Participants informed that Trinidad and Tobago would have high levels of crime once crime remains profitable, at the Compliance Seminar 2019
On Thursday 17th January 2019, Attorney’s-at-Law, Compliance Analysts, Mediators, Consultants and Financial Crimes Prevention Personnel converged at the Arthur Lok Jack Global School of Business, Mt. Hope campus to discuss Anti-Money Laundering (AML) and Counter-Financing of Terrorism (CFT) activities in the nation and outline pro-active counter-measures to combat these nefarious activities. The Seminar provoked insightful and interactive discussions around the topics of AML and CFT as participants were edified on their legal obligations with regard to reporting suspicious actions. Participants were also encouraged to assess their stakeholders and implement Enhanced Due Diligence (EDD) procedures when necessary to minimize risks of regulatory non-compliance.
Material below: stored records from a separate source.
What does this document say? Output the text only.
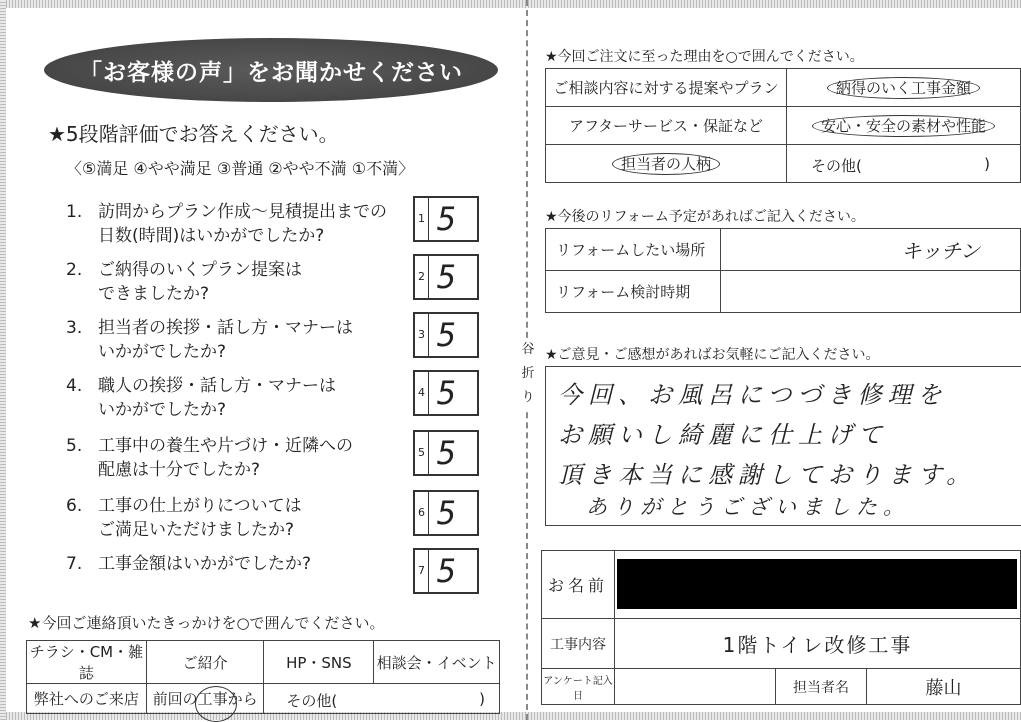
谷折り
「お客様の声」をお聞かせください
★5段階評価でお答えください。
〈⑤満足 ④やや満足 ③普通 ②やや不満 ①不満〉
1. 訪問からプラン作成～見積提出までの
日数(時間)はいかがでしたか?
1 5
2. ご納得のいくプラン提案は
できましたか?
2 5
3. 担当者の挨拶・話し方・マナーは
いかがでしたか?
3 5
4. 職人の挨拶・話し方・マナーは
いかがでしたか?
4 5
5. 工事中の養生や片づけ・近隣への
配慮は十分でしたか?
5 5
6. 工事の仕上がりについては
ご満足いただけましたか?
6 5
7. 工事金額はいかがでしたか?	7 5
★今回ご連絡頂いたきっかけを○で囲んでください。
チラシ・CM・雑誌	ご紹介	HP・SNS	相談会・イベント
弊社へのご来店	前回の工事から	その他( )	
★今回ご注文に至った理由を○で囲んでください。
ご相談内容に対する提案やプラン	納得のいく工事金額
アフターサービス・保証など	安心・安全の素材や性能
担当者の人柄	その他( )
★今後のリフォーム予定があればご記入ください。
リフォームしたい場所	キッチン
リフォーム検討時期	
★ご意見・ご感想があればお気軽にご記入ください。
今回、お風呂につづき修理を
お願いし綺麗に仕上げて
頂き本当に感謝しております。
ありがとうございました。
お名前			

工事内容	1階トイレ改修工事		
アンケート記入日		担当者名	藤山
The Compliance Seminar commenced with a special address from Ms. Susan Francois, Director, Financial Intelligence Unit of Trinidad and Tobago (FIU), who highlighted the legal AML and CFT obligations of institutions. Ms. Francois discussed the five (5) pillars of AML / CFT obligations, which were the adoption of a risk-based approach, written policies, procedures and controls, a designate Compliance Officer / Alternate Compliance Officer, a staff-training program and an independent audit of systems and controls. Institutions are required to implement these activities should they fall under the purview of the Central Bank of Trinidad and Tobago, the Trinidad and Tobago Securities Exchange Commission (the TTSEC) or the FIU; the three named Supervisory Authorities mandated to ensure that institutions comply with AML and CFT legislative and regulatory requirements.
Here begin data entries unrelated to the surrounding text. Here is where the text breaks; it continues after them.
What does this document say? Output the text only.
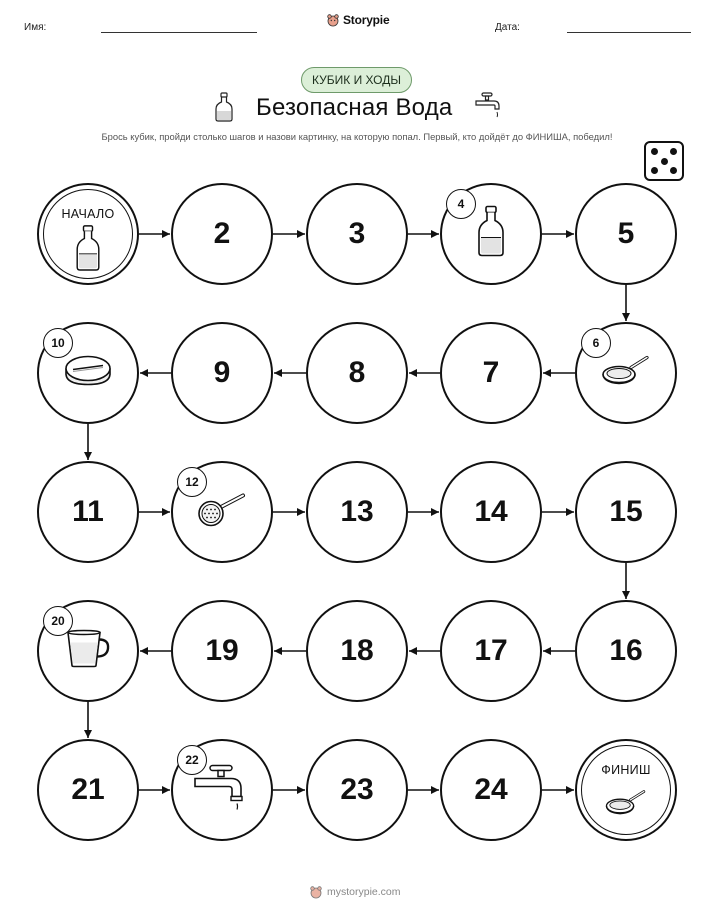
Имя:
Storypie
Дата:
КУБИК И ХОДЫ
Безопасная Вода
Брось кубик, пройди столько шагов и назови картинку, на которую попал. Первый, кто дойдёт до ФИНИША, победил!
НАЧАЛО
2	3
4
5
6
7
8
9
10
11
12
13	14	15
16
17
18
19
20
21
22
23	24
ФИНИШ
mystorypie.com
Ms. Belinda James, Senior Director, Compliance, Caribbean Banking, RBC Financial (Caribbean) Limited was next on the agenda with a presentation on emerging risks and trends in AML. Some of the emerging risks identified were Trade-based Money Laundering, Virtual Currencies, Human Trafficking, Bribery and Corruption. Mr. Rennie Lakhan, Lecturer at UWI-ALJGSB / Senior Analyst, Ministry of Finance followed and took a deep dive on the topic of CFT through the analysis of case studies. This interactive segment stimulated thought provoking conversations around violent extremism and crime. During this segment Mr. Lakhan stated that Trinidad and Tobago would have high levels of crime once crime remains profitable. He went on to encourage participants to follow ‘clean money’ in addition to ‘dirty money’ to further reduce funding for terrorism and highlighted some indicators of possible terrorism financing which included travels to conflict zones.
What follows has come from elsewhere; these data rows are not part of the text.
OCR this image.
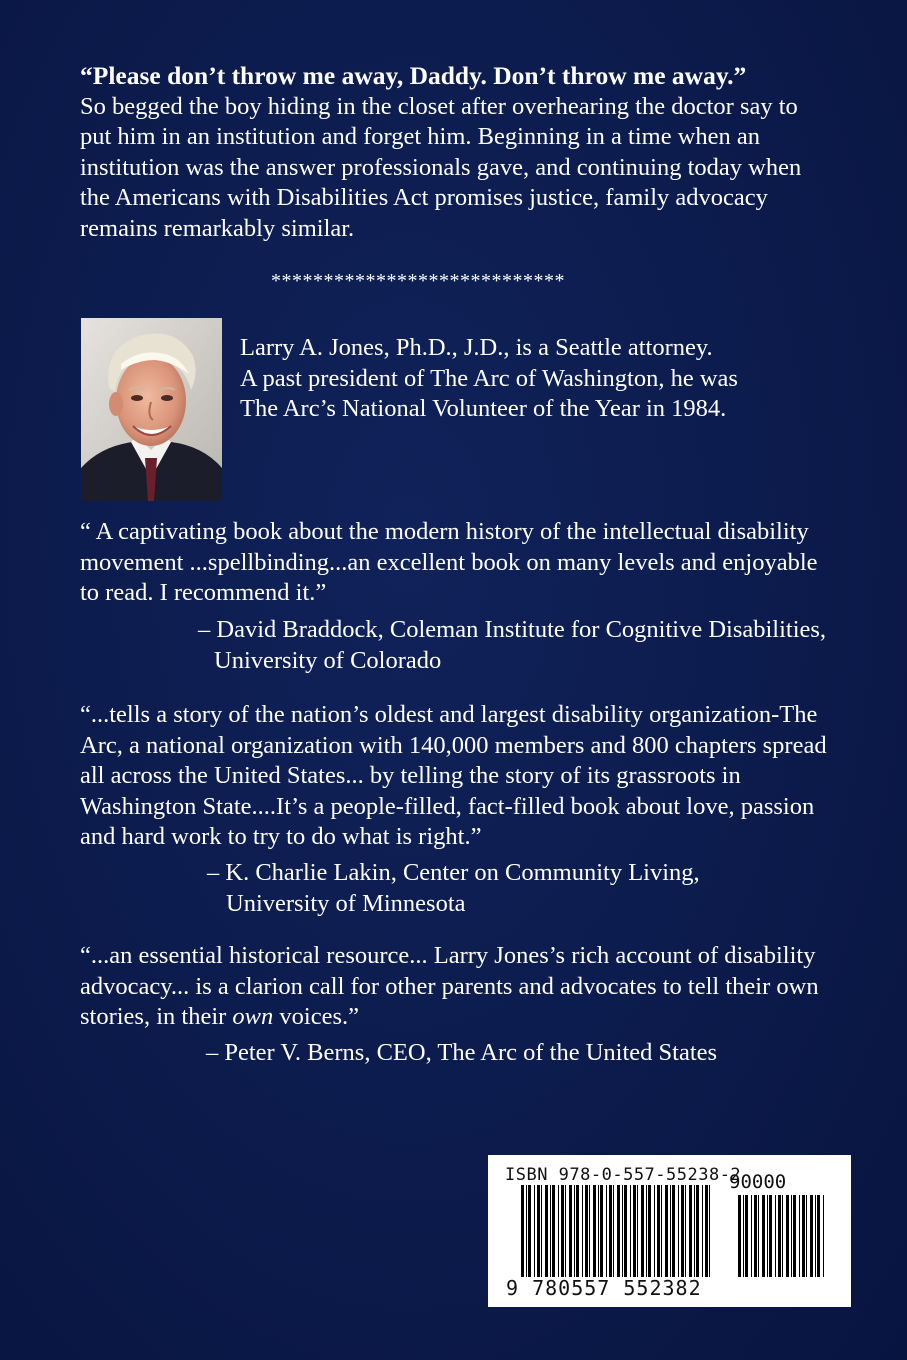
“Please don’t throw me away, Daddy. Don’t throw me away.”
So begged the boy hiding in the closet after overhearing the doctor say to
put him in an institution and forget him. Beginning in a time when an
institution was the answer professionals gave, and continuing today when
the Americans with Disabilities Act promises justice, family advocacy
remains remarkably similar.
****************************
Larry A. Jones, Ph.D., J.D., is a Seattle attorney.
A past president of The Arc of Washington, he was
The Arc’s National Volunteer of the Year in 1984.
“ A captivating book about the modern history of the intellectual disability
movement ...spellbinding...an excellent book on many levels and enjoyable
to read. I recommend it.”
– David Braddock, Coleman Institute for Cognitive Disabilities,
University of Colorado
“...tells a story of the nation’s oldest and largest disability organization-The
Arc, a national organization with 140,000 members and 800 chapters spread
all across the United States... by telling the story of its grassroots in
Washington State....It’s a people-filled, fact-filled book about love, passion
and hard work to try to do what is right.”
– K. Charlie Lakin, Center on Community Living,
University of Minnesota
“...an essential historical resource... Larry Jones’s rich account of disability
advocacy... is a clarion call for other parents and advocates to tell their own
stories, in their own voices.”
– Peter V. Berns, CEO, The Arc of the United States
ISBN 978-0-557-55238-2
90000
9 780557 552382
The packed agenda continued with Ms. Dawne Spicer, Executive Director, Caribbean Financial Action Task Force, who gave a special address on where Trinidad and Tobago stands in accordance with global and regional standards of AML and CFT best practices. The Seminar concluded with Ms. Cindy Sadaphal, Attorney-at-Law, Co-Founder / Director of ACPTT who elaborated on the Enhanced Due Diligence measures that institutions could implement to prevent Terrorism Financing of financial products. These measures involved conducting a background scan on customers, determining a customer’s source of wealth and clearly identifying the reasons for undertaking a particular business activity.
At the end, participants of the Compliance Seminar 2019 were equipped with actionable counter measures and approaches that can be implemented to combat Money Laundering and Terrorism Financing. The knowledge gained would enable participants to adopt an effective AML / CFT risk management framework and compliance programme into their respective institutions thereby mitigating the risks associated with AML and CFT activities.